Ann Hepatol. 2021 Jun 15:100362. doi: 10.1016/j.aohep.2021.100362. Online ahead of print.
INTRODUCTION AND OBJECTIVES: Wilson's disease (WD) is a rare genetic disorder characterized by excessive copper disposition predominantly in the liver and brain. Hospitalization data on patients with WD are scarce. Hence, we sought to examine the inpatient characteristics and outcomes of patients with WD.
PATIENTS AND METHODS: We utilized the National Inpatient Database (2006-2011) and analyzed all adult patients with a diagnosis of WD.
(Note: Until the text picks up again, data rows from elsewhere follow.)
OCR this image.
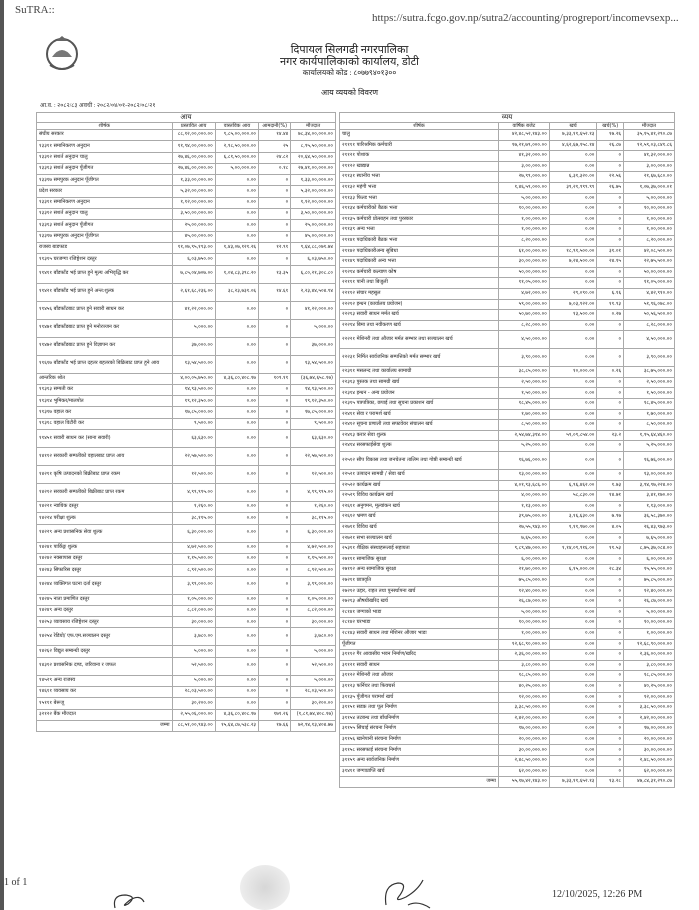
SuTRA::
https://sutra.fcgo.gov.np/sutra2/accounting/progreport/incomevsexp...
दिपायल सिलगढी नगरपालिका
नगर कार्यपालिकाको कार्यालय, डोटी
कार्यालयको कोड : ८०७७९४०१३००
आय व्ययको विवरण
आ.व. : २०८२/८३ अवधी : २०८२/०४/०१-२०८२/०८/२१
आय				
शीर्षक	प्रस्तावित आय	वास्तविक आय	आमदानी(%)	मौज्दात
संघीय सरकार	८८,१२,००,०००.००	९,८५,००,०००.००	१४.४४	७८,३४,००,०००.००
१३३११ समानिकरण अनुदान	११,९४,००,०००.००	२,९८,५०,०००.००	२५	८,९५,५०,०००.००
१३३१२ सशर्त अनुदान चालु	२७,४६,००,०००.००	६,८१,५०,०००.००	२४.८२	२०,६४,५०,०००.००
१३३१३ सशर्त अनुदान पूँजीगत	२७,४६,००,०००.००	५,००,०००.००	०.१८	२७,४१,००,०००.००
१३३१७ समपुरक अनुदान पूँजीगत	१,३३,००,०००.००	०.००	०	१,३३,००,०००.००
प्रदेश सरकार	५,३२,००,०००.००	०.००	०	५,३२,००,०००.००
१३३११ समानिकरण अनुदान	१,१२,००,०००.००	०.००	०	१,१२,००,०००.००
१३३१२ सशर्त अनुदान चालु	३,५०,००,०००.००	०.००	०	३,५०,००,०००.००
१३३१३ सशर्त अनुदान पूँजीगत	२५,००,०००.००	०.००	०	२५,००,०००.००
१३३१७ समपुरक अनुदान पूँजीगत	४५,००,०००.००	०.००	०	४५,००,०००.००
राजस्व बाडफाड	११,०७,९५,१९३.००	१,४३,०७,१२१.२६	१२.९१	९,६४,८८,०७१.७४
११३१५ घरजग्गा रजिष्ट्रेशन दस्तुर	६,०३,७५०.००	०.००	०	६,०३,७५०.००
११४११ बाँडफाँड भई प्राप्त हुने मूल्य अभिवृद्धि कर	७,८५,०४,७०७.००	१,०४,८३,३९८.२०	१३.३५	६,८०,२१,३०८.८०
११४२१ बाँडफाँड भई प्राप्त हुने अन्त:शुल्क	२,६१,६८,२३६.००	३८,२३,७३१.०६	१४.६१	२,२३,४४,५०४.९४
११४५६ बाँडफाँटबाट प्राप्त हुने सवारी साधन कर	४१,२२,०००.००	०.००	०	४१,२२,०००.००
११४७१ बाँडफाँडबाट प्राप्त हुने मनोरञ्जन कर	५,०००.००	०.००	०	५,०००.००
११४७२ बाँडफाँडबाट प्राप्त हुने विज्ञापन कर	३७,०००.००	०.००	०	३७,०००.००
११६१७ बाँडफाँड भई प्राप्त दहतर बहतरको बिक्रिबाट प्राप्त हुने आय	१३,५४,५००.००	०.००	०	१३,५४,५००.००
आन्तरिक श्रोत	४,००,०५,७५०.००	४,३६,८०,४०८.१७	१०९.११	(३६,७४,६५८.१७)
११३१३ सम्पती कर	१४,९३,५००.००	०.००	०	१४,९३,५००.००
११३१४ भुमिकर/मालपोत	१९,१२,३५०.००	०.००	०	१९,१२,३५०.००
११३१७ वहाल कर	१७,८५,०००.००	०.००	०	१७,८५,०००.००
११३१८ वहाल विटौरी कर	९,५००.००	०.००	०	९,५००.००
११४५१ सवारी साधन कर (साना सवारी)	६३,६३०.००	०.००	०	६३,६३०.००
१४११२ सरकारी सम्पतीको वहालबाट प्राप्त आय	२२,५७,५००.००	०.००	०	२२,५७,५००.००
१४२११ कृषि उत्पादनको बिक्रीबाट प्राप्त रकम	१२,५००.००	०.००	०	१२,५००.००
१४२१२ सरकारी सम्पतीको बिक्रीबाट प्राप्त रकम	४,९९,९९५.००	०.००	०	४,९९,९९५.००
१४२२१ न्यायिक दस्तुर	१,२६०.००	०.००	०	१,२६०.००
१४२२४ परीक्षा शुल्क	३८,११५.००	०.००	०	३८,११५.००
१४२२९ अन्य प्रशासनिक सेवा शुल्क	६,३०,०००.००	०.००	०	६,३०,०००.००
१४२४१ पार्किङ्ग शुल्क	४,७२,५००.००	०.००	०	४,७२,५००.००
१४२४२ नक्सापास दस्तुर	१,१५,५००.००	०.००	०	१,१५,५००.००
१४२४३ सिफारिस दस्तुर	८,९२,५००.००	०.००	०	८,९२,५००.००
१४२४४ व्यक्तिगत घटना दर्ता दस्तुर	३,९९,०००.००	०.००	०	३,९९,०००.००
१४२४५ नाता प्रमाणित दस्तुर	१,०५,०००.००	०.००	०	१,०५,०००.००
१४२४९ अन्य दस्तुर	८,८२,०००.००	०.००	०	८,८२,०००.००
१४२५३ व्यावसाय रजिष्ट्रेशन दस्तुर	३०,०००.००	०.००	०	३०,०००.००
१४२५४ रेडियो/ एफ.एम.सञ्चालन दस्तुर	३,७८०.००	०.००	०	३,७८०.००
१४२६२ विद्युत सम्बन्धी दस्तुर	५,०००.००	०.००	०	५,०००.००
१४३१२ प्रशासनिक दण्ड, जरिवाना र जफत	५२,५००.००	०.००	०	५२,५००.००
१४५२९ अन्य राजस्व	५,०००.००	०.००	०	५,०००.००
१४६११ व्यवसाय कर	२८,०३,५००.००	०.००	०	२८,०३,५००.००
१५१११ बेरूजू	३०,२००.००	०.००	०	३०,२००.००
३२१२२ बैंक मौज्दात	२,५५,०६,०००.००	४,३६,८०,४०८.१७	१७१.२६	(१,८१,७४,४०८.१७)
जम्मा	८८,५१,००,९४३.००	१५,६४,८७,५३८.२३	१७.६६	७२,९४,१३,४०४.७७
व्यय				
शीर्षक	वार्षिक बजेट	खर्च	खर्च(%)	मौज्दात
चालु	४२,४८,५२,१४३.००	७,३३,११,६५२.१३	१७.२६	३५,१५,४१,२९०.८७
२११११ पारिश्रमिक कर्मचारी	१७,२१,७९,०००.००	४,६२,६७,१५८.१४	२६.८७	१२,५९,०३,८४१.८६
२११२१ पोशाक	४१,३२,०००.००	०.००	०	४१,३२,०००.००
२११२२ खाद्यान्न	३,००,०००.००	०.००	०	३,००,०००.००
२११३१ स्थानीय भत्ता	२७,९९,०००.००	६,३१,३२०.००	२२.५६	२१,६७,६८०.००
२११३२ महंगी भत्ता	१,४६,५९,०००.००	३९,२१,९९९.९९	२६.७५	१,०७,३७,०००.०१
२११३३ फिल्ड भत्ता	५,००,०००.००	०.००	०	५,००,०००.००
२११३४ कर्मचारीको बैठक भत्ता	१०,००,०००.००	०.००	०	१०,००,०००.००
२११३५ कर्मचारी प्रोत्साहन तथा पुरस्कार	१,००,०००.००	०.००	०	१,००,०००.००
२११३९ अन्य भत्ता	१,००,०००.००	०.००	०	१,००,०००.००
२११४१ पदाधिकारी बैठक भत्ता	८,२०,०००.००	०.००	०	८,२०,०००.००
२११४२ पदाधिकारीअन्य सुबिधा	६१,००,०००.००	१८,९१,५००.००	३१.०१	४२,०८,५००.००
२११४९ पदाधिकारी अन्य भत्ता	३०,००,०००.००	७,२४,५००.००	२४.१५	२२,७५,५००.००
२१२१४ कर्मचारी कल्याण कोष	५०,००,०००.००	०.००	०	५०,००,०००.००
२२१११ पानी तथा बिजुली	११,०५,०००.००	०.००	०	११,०५,०००.००
२२११२ संचार महसुल	४,७२,०००.००	२९,०९०.००	६.१६	४,४२,९१०.००
२२२१२ इन्धन (कार्यालय प्रयोजन)	५९,००,०००.००	७,०३,९२२.००	११.९३	५१,९६,०७८.००
२२२१३ सवारी साधन मर्मत खर्च	५०,७०,०००.००	१३,५००.००	०.२७	५०,५६,५००.००
२२२१४ बिमा तथा नवीकरण खर्च	८,२८,०००.००	०.००	०	८,२८,०००.००
२२२२१ मेशिनरी तथा औजार मर्मत सम्भार तथा सञ्चालन खर्च	४,५०,०००.००	०.००	०	४,५०,०००.००
२२२३१ निर्मित सार्वजनिक सम्पत्तिको मर्मत सम्भार खर्च	३,९०,०००.००	०.००	०	३,९०,०००.००
२२३११ मसलन्द तथा कार्यालय सामाग्री	३८,८५,०००.००	१०,०००.००	०.२६	३८,७५,०००.००
२२३१३ पुस्तक तथा सामग्री खर्च	२,५०,०००.००	०.००	०	२,५०,०००.००
२२३१४ इन्धन - अन्य प्रयोजन	१,५०,०००.००	०.००	०	१,५०,०००.००
२२३१५ पत्रपत्रिका, छपाई तथा सूचना प्रकाशन खर्च	१८,४५,०००.००	०.००	०	१८,४५,०००.००
२२४११ सेवा र परामर्श खर्च	१,७०,०००.००	०.००	०	१,७०,०००.००
२२४१२ सूचना प्रणाली तथा सफ्टवेयर संचालन खर्च	८,५०,०००.००	०.००	०	८,५०,०००.००
२२४१३ करार सेवा शुल्क	२,५४,७४,३१४.००	५९,०९,८५४.००	२३.२	१,९५,६४,४६०.००
२२४१४ सरसफाईसेवा शुल्क	५,२५,०००.००	०.००	०	५,२५,०००.००
२२५१२ सीप विकास तथा जनचेतना तालिम तथा गोष्ठी सम्बन्धी खर्च	१६,७६,०००.००	०.००	०	१६,७६,०००.००
२२५२१ उत्पादन सामग्री / सेवा खर्च	१३,००,०००.००	०.००	०	१३,००,०००.००
२२५२२ कार्यक्रम खर्च	४,०१,९३,६८६.००	६,९६,४६२.००	१.७३	३,९४,९७,२२४.००
२२५२९ विविध कार्यक्रम खर्च	४,००,०००.००	५८,८३०.००	१४.७१	३,४१,१७०.००
२२६११ अनुगमन, मूल्यांकन खर्च	१,१३,०००.००	०.००	०	१,१३,०००.००
२२६१२ भ्रमण खर्च	३९,७५,०००.००	३,१६,६३०.००	७.९७	३६,५८,३७०.००
२२७११ विविध खर्च	२७,५५,९४३.००	१,११,९७०.००	४.०५	२६,४३,९७३.००
२२७२१ सभा सञ्चालन खर्च	७,६५,०००.००	०.००	०	७,६५,०००.००
२५३११ शैक्षिक संस्थाहरूलाई सहायता	९,८९,४७,०००.००	१,१४,०९,९१६.००	११.५३	८,७५,३७,०८४.००
२७१११ सामाजिक सुरक्षा	६,००,०००.००	०.००	०	६,००,०००.००
२७११२ अन्य सामाजिक सुरक्षा	२१,७०,०००.००	६,१५,०००.००	२८.३४	१५,५५,०००.००
२७२११ छात्रवृति	७५,८५,०००.००	०.००	०	७५,८५,०००.००
२७२१२ उद्दार, राहत तथा पुनर्स्थापना खर्च	१२,४०,०००.००	०.००	०	१२,४०,०००.००
२७२१३ औषधीखरिद खर्च	२६,८७,०००.००	०.००	०	२६,८७,०००.००
२८१४१ जग्गाको भाडा	५,००,०००.००	०.००	०	५,००,०००.००
२८१४२ घरभाडा	१०,००,०००.००	०.००	०	१०,००,०००.००
२८१४३ सवारी साधन तथा मेशिनर औजार भाडा	१,००,०००.००	०.००	०	१,००,०००.००
पूँजीगत	१२,६८,९०,०००.००	०.००	०	१२,६८,९०,०००.००
३१११२ गैर आवासीय भवन निर्माण/खरिद	२,३६,००,०००.००	०.००	०	२,३६,००,०००.००
३११२१ सवारी साधन	३,८०,०००.००	०.००	०	३,८०,०००.००
३११२२ मेशिनरी तथा औजार	१८,८५,०००.००	०.००	०	१८,८५,०००.००
३११२३ फर्निचर तथा फिक्चर्स	४०,२५,०००.००	०.००	०	४०,२५,०००.००
३११३५ पूँजीगत परामर्श खर्च	१२,००,०००.००	०.००	०	१२,००,०००.००
३११५१ सडक तथा पूल निर्माण	३,३८,५०,०००.००	०.००	०	३,३८,५०,०००.००
३११५४ तटबन्ध तथा बाँधनिर्माण	२,४२,००,०००.००	०.००	०	२,४२,००,०००.००
३११५५ सिंचाई संरचना निर्माण	१७,००,०००.००	०.००	०	१७,००,०००.००
३११५६ खानेपानी संरचना निर्माण	२०,००,०००.००	०.००	०	२०,००,०००.००
३११५८ सरसफाई संरचना निर्माण	३०,००,०००.००	०.००	०	३०,००,०००.००
३११५९ अन्य सार्वजनिक निर्माण	२,४८,५०,०००.००	०.००	०	२,४८,५०,०००.००
३१४११ जग्गाप्राप्ति खर्च	६२,००,०००.००	०.००	०	६२,००,०००.००
जम्मा	५५,१७,४२,१४३.००	७,३३,११,६५२.१३	१३.२८	४७,८४,३१,२९०.८७
1 of 1
12/10/2025, 12:26 PM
RESULTS: There were 9,046 hospitalizations during the study period. The leading etiologies for admissions were chronic liver disease (8.58%), WD (6.49%) and infections (septicemia 3.10% and pneumonia 2.50%). The overall inpatient mortality rate for WD patients was 2.58%. Independent predictors of mortality in WD patients were acute respiratory failure (OR: 4.53; 95% CI: 2.44-8.42), acute renal failure (OR: 4.09; 95% CI: 2.19-7.65), decompensated liver disease or liver failure (OR: 3.37; 95% CI: 1.72-6.59), and advanced age (every 10 year increase, OR: 1.48; 95% CI: 1.25-1.75). Propensity-score matched analysis revealed better inpatient survival in WD patients compared to matched non-WD patients (2.84% vs. 4.67%, p=0.01).
CONCLUSIONS: Our study demonstrated the clinical characteristics and outcomes of hospitalized patients with WD. These findings add important knowledge to our understanding of the healthcare utilization and outcomes of this rare disease in the United States.